Gaussian normalization generates more consistent nCBV maps than the gold standard, manual NAWM normalization. The ease of implementation and automated aspect of Gaussian normalization makes it an appealing method that could be successfully implemented in the clinical setting.
A total of 51 adult patients with grade IV GBM were retrospectively chosen for the study. Axial DSC was performed utilizing a series of SE-EPI (GE Medical Systems) images acquired 10 seconds prior to, during and after intravenous administration of Gadopentetate dimeglumine (Magnevist, Bayer Healthcare). DSC analysis was performed using GE functool. On the resulting CBV maps, each of three independent readers selected 3 ROIs within the tumor with the highest CBV, and another 3 ROIs in the contralateral NAWM. The radius of these ROIs was 1-2 image pixels (2-4mm). We calculated both the maximum and the mean of the three tumor ROIs. For NAWM however, only the mean of the three ROIs was calculated and used for normalization.
Gaussian normalization was performed using in-house Matlab-based (Mathworks, Natick, Massachusetts) code [4]. The standard deviation of the whole brain CBV map, σCBV, was calculated and used for normalization. Twelve nCBVs in total were generated: nCBVi mean, nCBVGi mean , where i= Reader 1~3, and G stands for Gaussian normalization, which used the tumor mean as the numerator; and nCBVi max, nCBVGi max, which used tumor maximum CBV as the numerator instead.
One-way analysis of variance (ANOVA) was employed to compare nCBVmean and nCBVmax: (a) among the three readers and (b) using the conventional NAWM ROI normalization vs. Gaussian normalization. Intraclass correlation coefficient (ICC) was calculated for tumor, NAWM and nCBV measurements among the three readers [5]. A receiver operating characteristics (ROC) curve was calculated to correlate nCBV with overall survival (OS). A p<0.05 was considered to be statistically significant.
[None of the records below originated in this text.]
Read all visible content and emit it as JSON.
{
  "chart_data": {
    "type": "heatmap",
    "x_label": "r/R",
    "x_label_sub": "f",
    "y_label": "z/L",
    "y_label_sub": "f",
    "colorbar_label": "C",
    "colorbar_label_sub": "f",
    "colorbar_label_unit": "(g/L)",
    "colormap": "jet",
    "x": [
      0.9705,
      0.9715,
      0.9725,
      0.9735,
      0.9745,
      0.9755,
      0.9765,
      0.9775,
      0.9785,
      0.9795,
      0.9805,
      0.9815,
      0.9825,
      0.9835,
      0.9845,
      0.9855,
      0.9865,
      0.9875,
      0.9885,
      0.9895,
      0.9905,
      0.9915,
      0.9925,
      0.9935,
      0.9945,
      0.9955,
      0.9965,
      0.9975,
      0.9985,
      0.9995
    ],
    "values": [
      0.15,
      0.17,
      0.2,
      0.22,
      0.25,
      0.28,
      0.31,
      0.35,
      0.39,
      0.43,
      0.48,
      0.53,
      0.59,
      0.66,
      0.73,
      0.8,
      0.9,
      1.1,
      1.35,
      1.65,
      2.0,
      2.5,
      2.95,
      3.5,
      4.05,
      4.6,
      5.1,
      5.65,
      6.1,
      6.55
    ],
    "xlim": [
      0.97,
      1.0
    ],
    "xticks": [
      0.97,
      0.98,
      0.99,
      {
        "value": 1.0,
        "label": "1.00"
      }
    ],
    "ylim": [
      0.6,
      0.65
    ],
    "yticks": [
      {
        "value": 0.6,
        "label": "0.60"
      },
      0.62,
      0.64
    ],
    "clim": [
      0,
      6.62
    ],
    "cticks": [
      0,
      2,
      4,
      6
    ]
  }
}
Summary statistics of reader specific tumor mean, tumor maximum, and NAWM mean measurements are listed in Table 1. The Gaussian normalization measured mean and standard deviation (SD) of σCBV across all patients was 33.44±9.45. This SD is smaller than the SD of any individual reader NAWM ROI.
Statistical analysis of nCBV calculated with manual ROI NAWM and Gaussian normalization is summarized in Table 2. Both mean and maximum tumor nCBV calculated by manual NAWM normalization were statistically significantly different among the three readers, but the Gaussian normalized tumor nCBV was not.
ICC and CV for tumor mean, maximum, NAWM mean and nCBV measurements among the three independent readers are listed in Table 3. Table 4 shows the correlation between nCBV and 15-month OS.
Our findings suggest that Gaussian normalization performs similarly to the mean of several expert readers’ NAWM normalization (Table 4). This is encouraging because it shows that an automated method can produce measurements that are similar to those generated by expert readers.
In terms of individual measurements, nCBV in ROIs selected by reader 1 did not significantly predict OS. ROI selected by Reader 2 and 3 did predict OS, but the mean nCBV in those ROI are significantly different (Table 2).
ICC for both tumor mean and maximum CBV were excellent, at 0.93 and 0.91 respectively (Table 3), but NAWM ICC was only 0.66 among the three readers. The difference suggests that it is easier to select reproducible and accurate ROIs in high contrast-to-noise (CNR) tumor regions than NAWM.
Manual ROI NAWM normalization decreased the ICC to 0.54 and 0.55 for tumor mean and maximum nCBV respectively. This is not surprising because normalization combines the measurement variations from both tumor and NAWM into one ratio. Gaussian normalization, on the contrary, increased the ICC to 0.86 and 0.82.